La Chronique Agora

L'ornithorynque et les investisseurs

** Vous pensez peut être que l’animal qui représente le mieux l’Australie est le kangourou, ou le koala. C’est une erreur que font beaucoup de gens. Et vous pouvez aussi barrer de la liste le diable de Tasmanie, le grand requin blanc, le crocodile, et l’infâme dingo.

– L’animal qui représente le plus parfaitement l’Australie — du moins d’un point de vue économique — est l’ornithorynque. Animal ovipare, avec un bec de canard, une queue de castor et des ergots venimeux, l’ornithorynque est un monstre de l’évolution. Il est mi-mammifère, mi-reptile et entièrement bizarre. Vous ne pourriez pas trouver meilleur animal pour illustrer la position étrange, mais privilégiée, qu’occupe l’Australie dans l’économie mondiale.

– Comme les Etats-Unis, l’Australie a une bulle de l’immobilier en cours d’effondrement.
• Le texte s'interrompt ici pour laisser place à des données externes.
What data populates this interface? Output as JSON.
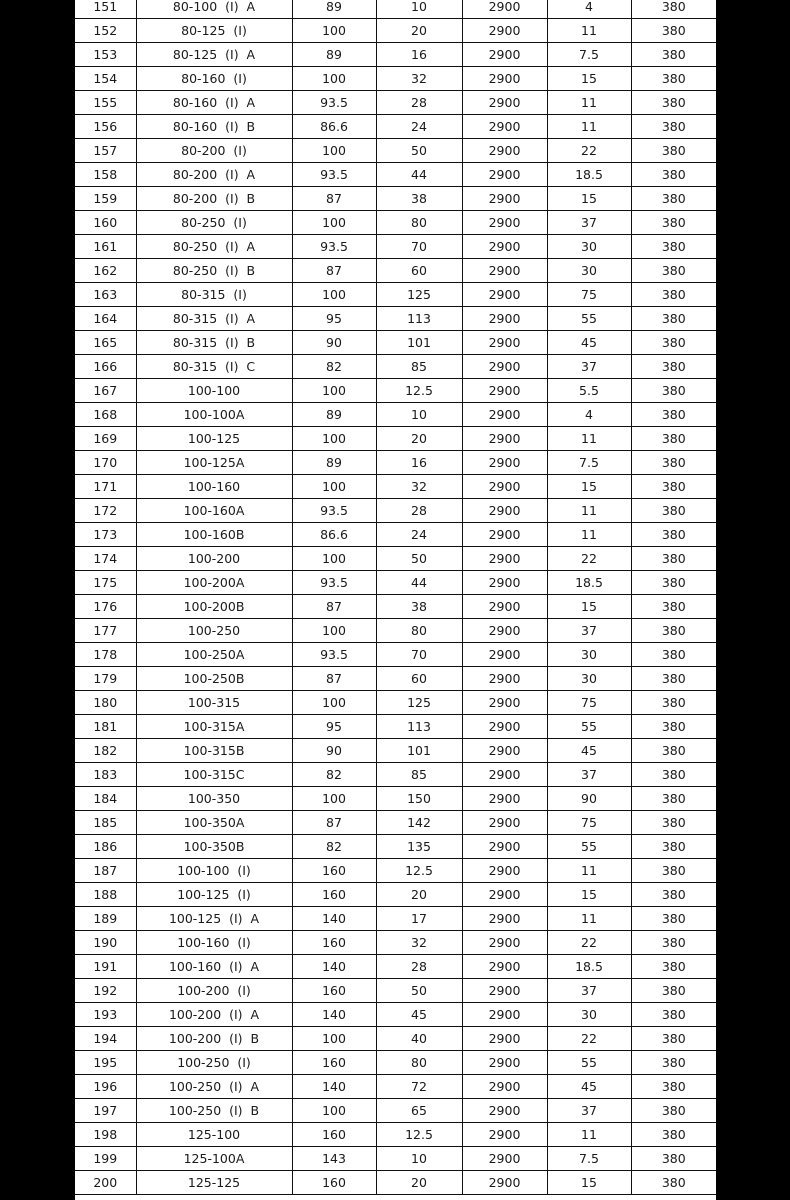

Et comme aux Etats-Unis, les consommateurs australiens se sont jetés, armés de leurs cartes de crédit, sur le textile et l’électronique à bas prix venus d’Asie. Mais contrairement aux Etats-Unis, l’outback australien, riche en matières premières, joue un rôle primordial dans la plus grande révolution industrielle jamais vue : celle de la Chine.

– BHP Billiton, l’entreprise minière multicarte basée à Melbourne, est la blue chip du secteur minier australien. La première fois que je suis tombé sur BHP, c’était en 2004, lorsque je cherchais un moyen de jouer sans risque le boom des matières premières nourri par l’expansion de la Chine. J’avais déjà vu la valeur lors d’un voyage à Perth, dans l’ouest de l’Australie, l’année précédente. Cela me semblait être un bon filon.

– Quatre ans plus tard, la valeur a augmenté de 367%. BHP reste, d’après mon humble opinion, la meilleure action du secteur des matières premières du monde entier pour la durée de ce boom. Il n’est donc pas surprenant que des rumeurs circulent, disant qu’une entreprise chinoise — Baosteel, Chinalco, ou quelque autre entreprise soutenue par l’état — souhaiterait racheter une grosse part de BHP.

– Ce ne serait pas la première fois qu’une entreprise chinoise ferait une acquisition sur le marché des matières premières australiennes en plein boom. Et je peux vous garantir que ce ne sera pas la dernière.

– Dans un raid express à Londres, la dernière nuit de janvier, le chinois Chinalco (accompagné d’Alcoa) a fait un gros coup et a acheté 9% du titan des matières premières, Rio Tinto. Et il y a seulement quelques semaines, la première OPA hostile d’une entreprise chinoise sur une entreprise australienne a provoqué un bond du cours quand l’offre de 1,26 milliards de dollars de Sinosteel a été acceptée par le conseil d’administration du producteur de minerai de fer, Mid West.

** De toutes les matières premières en pleine croissance, le minerai de fer est la plus primitive, la plus reptilienne si l’on peut dire. Vous ne pouvez pas avoir d’acier sans minerai de fer et de charbon à coke (une autre grosse exportation australienne vers la Chine). Le squelette d’une économie industrielle est fait d’acier. Et le squelette du mastodonte industriel de la Chine est de plus en plus fait de minerai de fer australien.

– Au cours des huit dernières années, la Chine a quadruplé sa production d’acier, passant ainsi de 100 millions de tonnes à 500 millions de tonnes. La Chine produit désormais cinq fois plus d’acier que les Etats-Unis. C’est le plus gros producteur et consommateur d’acier au monde. Cette demande vorace de minerai de fer a fait grimper le cours de 320% depuis 2003, plus que celui de l’or, qui a augmenté de 147% dans la même période. Qu’y a-t-il donc de surprenant à ce que les analystes appellent désormais le minerai de fer le nouvel or ?

– J’aimerais vous dire que je l’ai vu venir. Mais après avoir déménagé en Australie fin 2005 pour suivre le boom des matières premières, je pense avoir sous-estimé la longueur et la force de ce boom. A l’origine, j’ai emménagé ici parce que je pensais que le marché haussier des matières premières durerait au moins cinq ans de plus. Mais il se pourrait que le boom continue au-delà. En réalité, il semble même s’être intensifié cette année.

– En Australie, il y a plus d’actions du secteur des matières premières qu’il n’y a d’analystes. Certaines de ces entreprises ont des actions intéressantes sur leurs bilans. La valeur boursière de ces actions augmente… même s’il n’y a aucun analyste dans le coin pour le remarquer.